Il se leva avec difficulté et Scully le vit se diriger
péniblement vers la salle de bains. Dieu qu’il pouvait
avoir la tête dure quelquefois !

“Très bien, Mulder. Mais si tu dois retourner à l’hôpital
dans quelques jours avec une infection, tu seras bien avancé.”

Il s’arrêta près de la porte et y posa ses mains,
avant de se retourner vers elle.

“Tu crois vraiment que je risque quelque chose ?”

“Mulder... Je suis médecin, ne l’oublie pas.
Tes défenses immunitaires ont été gravement abaissées
par tes blessures et par les transfusions... Tu risques une infection, oui.”

Il soupira et son visage prit l’allure boudeuse à laquelle
elle ne pouvait pas résister.

“Mais il faut que je me lave...”

“Tu tiens à peine debout, Mulder...Je te propose un
marché. Tu t’assois dans la salle de bains, tu fais ce que
tu peux et tu m’appelles quand tu as fini.”

Un petit sourire malicieux apparut sur ses lèvres.

“Tu me laveras le dos ?”

Elle lui sourit en retour.

“ Oui.”

“Et tu me laveras les cheveux ?”

“Oui, Mulder, je te laverai les cheveux.”

Son visage s’éclaira.

“Marché conclu, Scully.”

************

Quinze minutes plus tard, ils étaient installés tous les
deux dans la salle de bains. Il était assis sur une chaise,
le dos au lavabo, la tête retournée en arrière, et un
sourire béat sur les lèvres. Scully lui massait doucement
les cheveux et elle ne pouvait s’empêcher de sourire
elle aussi. Il ronronnait presque sous ses caresses. Elle
se fit intérieurement la remarque qu’il avait vraiment
besoin d’aller chez le coiffeur, ses cheveux étant plus
longs que d’habitude, mais elle appréciait néanmoins leur
riche texture.

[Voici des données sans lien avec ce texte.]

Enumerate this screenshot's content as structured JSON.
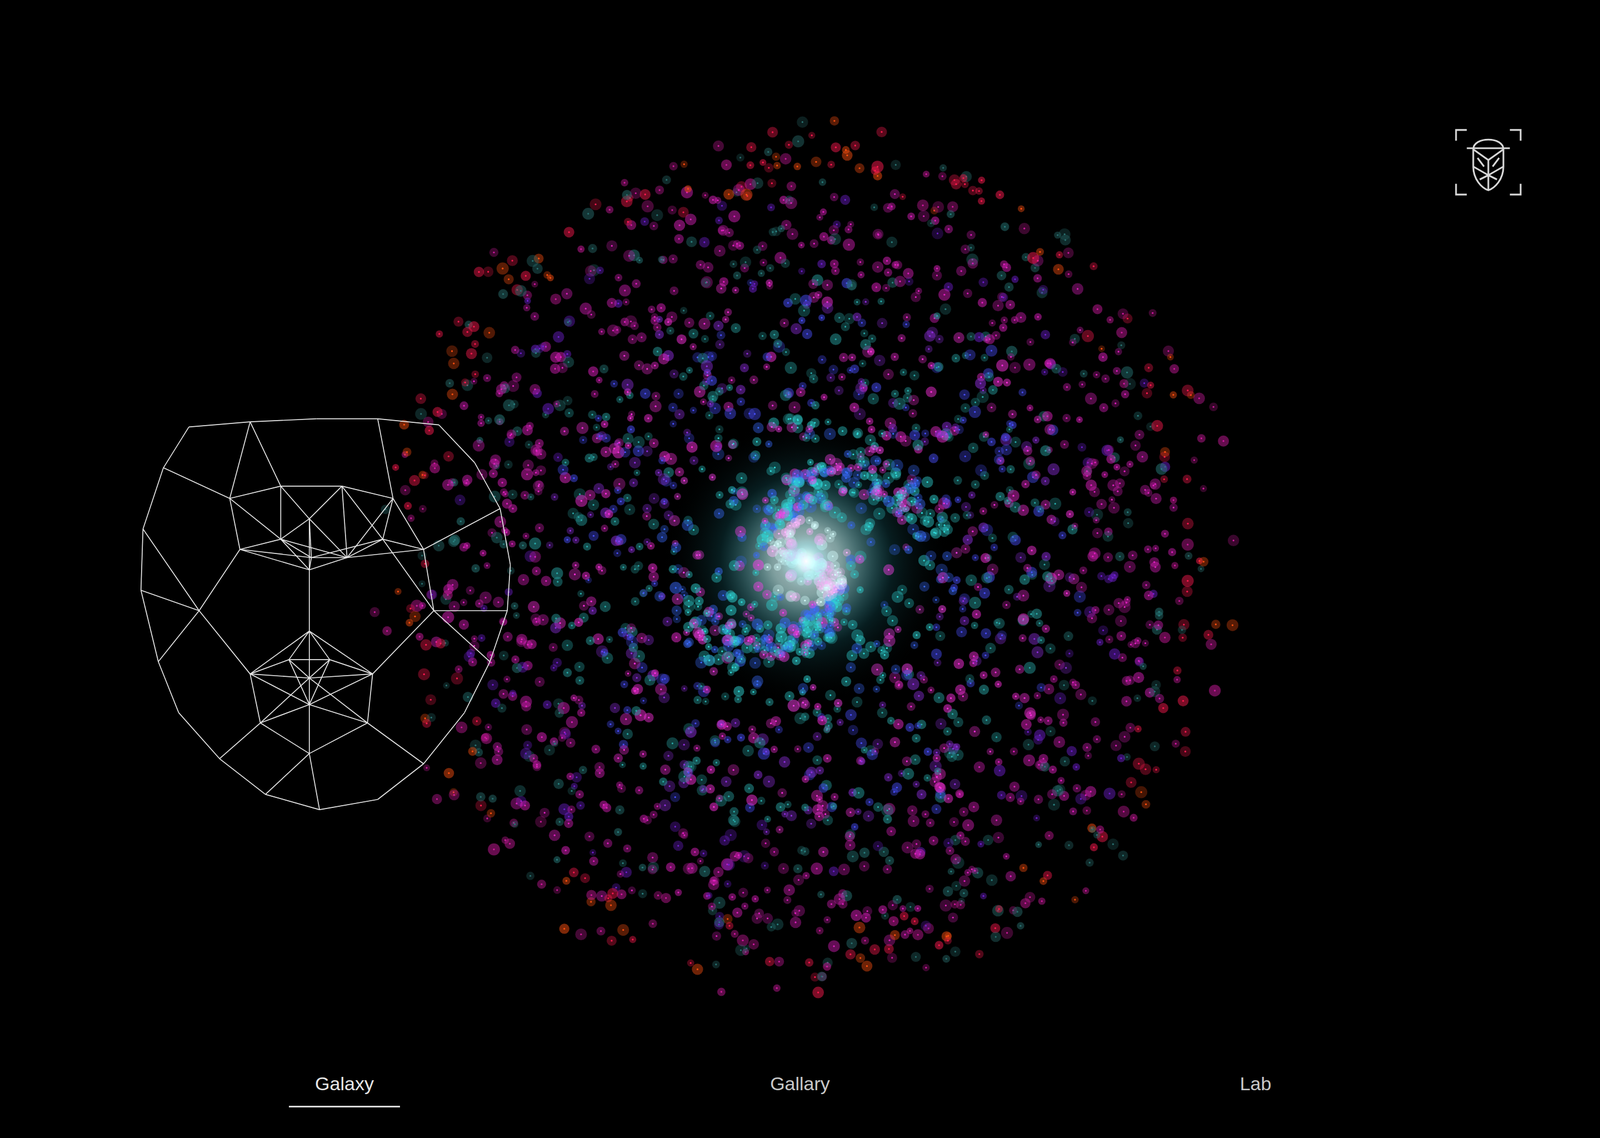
{
  "nav": {
    "tabs": [
      {
        "label": "Galaxy",
        "selected": true
      },
      {
        "label": "Gallary",
        "selected": false
      },
      {
        "label": "Lab",
        "selected": false
      }
    ]
  }
}
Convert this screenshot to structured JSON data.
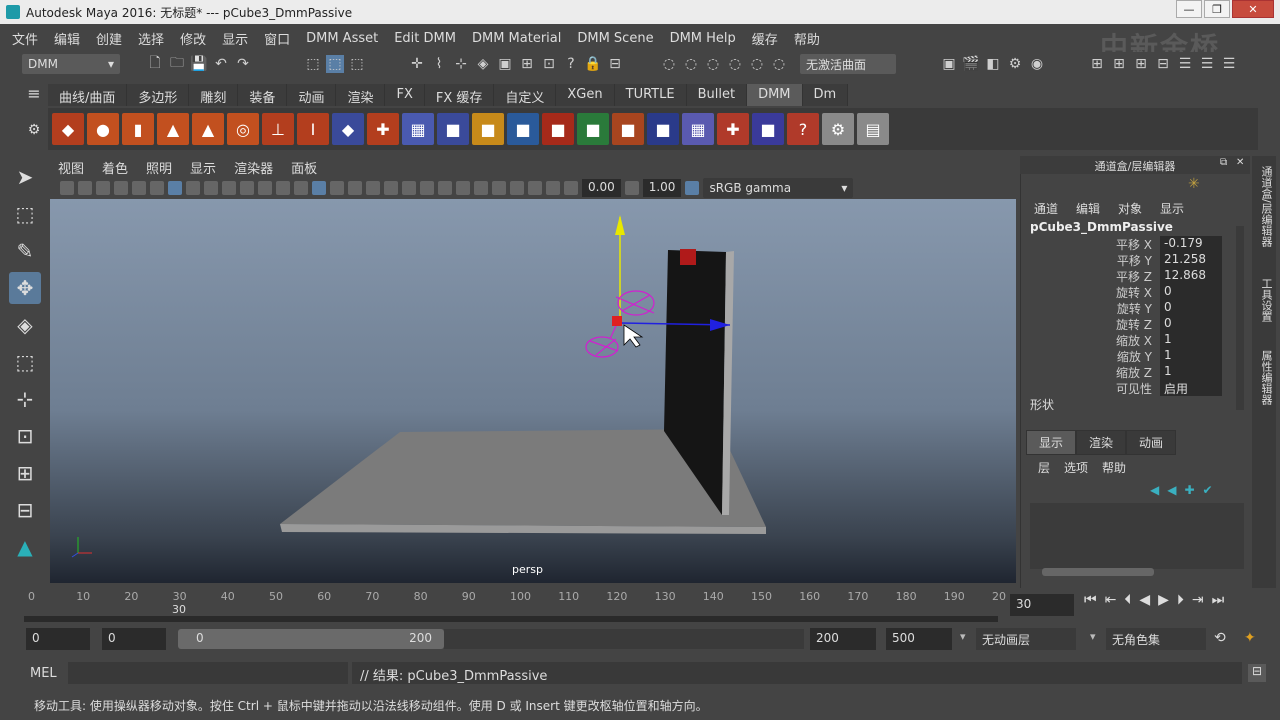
{
  "window": {
    "title": "Autodesk Maya 2016: 无标题*    ---    pCube3_DmmPassive",
    "min": "—",
    "max": "❐",
    "close": "✕"
  },
  "menu": [
    "文件",
    "编辑",
    "创建",
    "选择",
    "修改",
    "显示",
    "窗口",
    "DMM Asset",
    "Edit DMM",
    "DMM Material",
    "DMM Scene",
    "DMM Help",
    "缓存",
    "帮助"
  ],
  "watermark": "中新金桥",
  "status": {
    "mode": "DMM",
    "surface": "无激活曲面"
  },
  "shelf": {
    "tabs": [
      "曲线/曲面",
      "多边形",
      "雕刻",
      "装备",
      "动画",
      "渲染",
      "FX",
      "FX 缓存",
      "自定义",
      "XGen",
      "TURTLE",
      "Bullet",
      "DMM",
      "Dm"
    ],
    "active": "DMM"
  },
  "panel": {
    "menu": [
      "视图",
      "着色",
      "照明",
      "显示",
      "渲染器",
      "面板"
    ],
    "near": "0.00",
    "far": "1.00",
    "colorspace": "sRGB gamma",
    "camera": "persp"
  },
  "timeline": {
    "ticks": [
      "0",
      "10",
      "20",
      "30",
      "40",
      "50",
      "60",
      "70",
      "80",
      "90",
      "100",
      "110",
      "120",
      "130",
      "140",
      "150",
      "160",
      "170",
      "180",
      "190",
      "20"
    ],
    "current": "30",
    "current_marker": "30"
  },
  "range": {
    "start": "0",
    "startin": "0",
    "slider_start": "0",
    "slider_end": "200",
    "end": "200",
    "endall": "500",
    "layer": "无动画层",
    "charset": "无角色集"
  },
  "cmd": {
    "mel": "MEL",
    "result": "// 结果: pCube3_DmmPassive"
  },
  "help": "移动工具: 使用操纵器移动对象。按住 Ctrl + 鼠标中键并拖动以沿法线移动组件。使用 D 或 Insert 键更改枢轴位置和轴方向。",
  "channelbox": {
    "title": "通道盒/层编辑器",
    "menu": [
      "通道",
      "编辑",
      "对象",
      "显示"
    ],
    "object": "pCube3_DmmPassive",
    "attrs": [
      {
        "label": "平移 X",
        "value": "-0.179"
      },
      {
        "label": "平移 Y",
        "value": "21.258"
      },
      {
        "label": "平移 Z",
        "value": "12.868"
      },
      {
        "label": "旋转 X",
        "value": "0"
      },
      {
        "label": "旋转 Y",
        "value": "0"
      },
      {
        "label": "旋转 Z",
        "value": "0"
      },
      {
        "label": "缩放 X",
        "value": "1"
      },
      {
        "label": "缩放 Y",
        "value": "1"
      },
      {
        "label": "缩放 Z",
        "value": "1"
      },
      {
        "label": "可见性",
        "value": "启用"
      }
    ],
    "shape": "形状"
  },
  "layers": {
    "tabs": [
      "显示",
      "渲染",
      "动画"
    ],
    "menu": [
      "层",
      "选项",
      "帮助"
    ]
  },
  "vtabs": [
    "通道盒/层编辑器",
    "工具设置",
    "属性编辑器"
  ]
}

Elle le rinça une première fois, puis appliqua
une dose généreuse d’après shampooing.

“Scully, tu avais raison à propos de la douche...
J’ai vraiment bien fait de t’écouter... Tu as du être
coiffeuse dans une autre vie...”

“Ca te plait, Mulder ?”

“Oui... c’est très agréable...”

Elle rinça une nouvelle fois et l’aida à se relever.
Intérieurement, elle ne put s’empêcher d’admirer
son corps qui malgré les épreuves qu’il avait subi,
restait totalement, absolument désirable. Elle chassa
rapidement les pensées troubles qui lui venaient et
commença à l’aider à s’habiller. Il la chassa en riant,
demandant un peu d’intimité. Elle sourit en pensant
à toutes les fois où, à l’hôpital, elle l’avait entièrement
lavé à l’éponge. Mais il était inconscient et elle avait
gardé pour elle ce petit secret.

**********

Leur “lune de miel” ne dura toutefois que quelques jours.
Au bout d’une petite semaine, ils finirent par se lasser
l’un de l’autre. Elle lui reprochait son manque d’ordre,
elle ne supportait pas qu’il passe des heures à zapper
d’une chaîne à l’autre, avachi dans son canapé. Elle avait
besoin d’air.Il lui reprochait de trop le materner, de lui imposer
une nourriture “saine” alors qu’il ne rêvait que de frites
grasses et de hamburgers. Il allait mieux et reprenait des forces chaque jour.

Le clash eut lieu le septième jour.

*************

“Je rentre chez moi, Scully. Tu vois bien que nous ne
pouvons plus nous supporter.”

Les lèvres pincées, elle lui rétorqua qu’il ne faisait
rien pour arranger les choses.

Le ton monta rapidement, et toutes les frustrations et
les angoisses de ces dernières semaines remontèrent
à la surface sous la forme de phrases acérées et amères.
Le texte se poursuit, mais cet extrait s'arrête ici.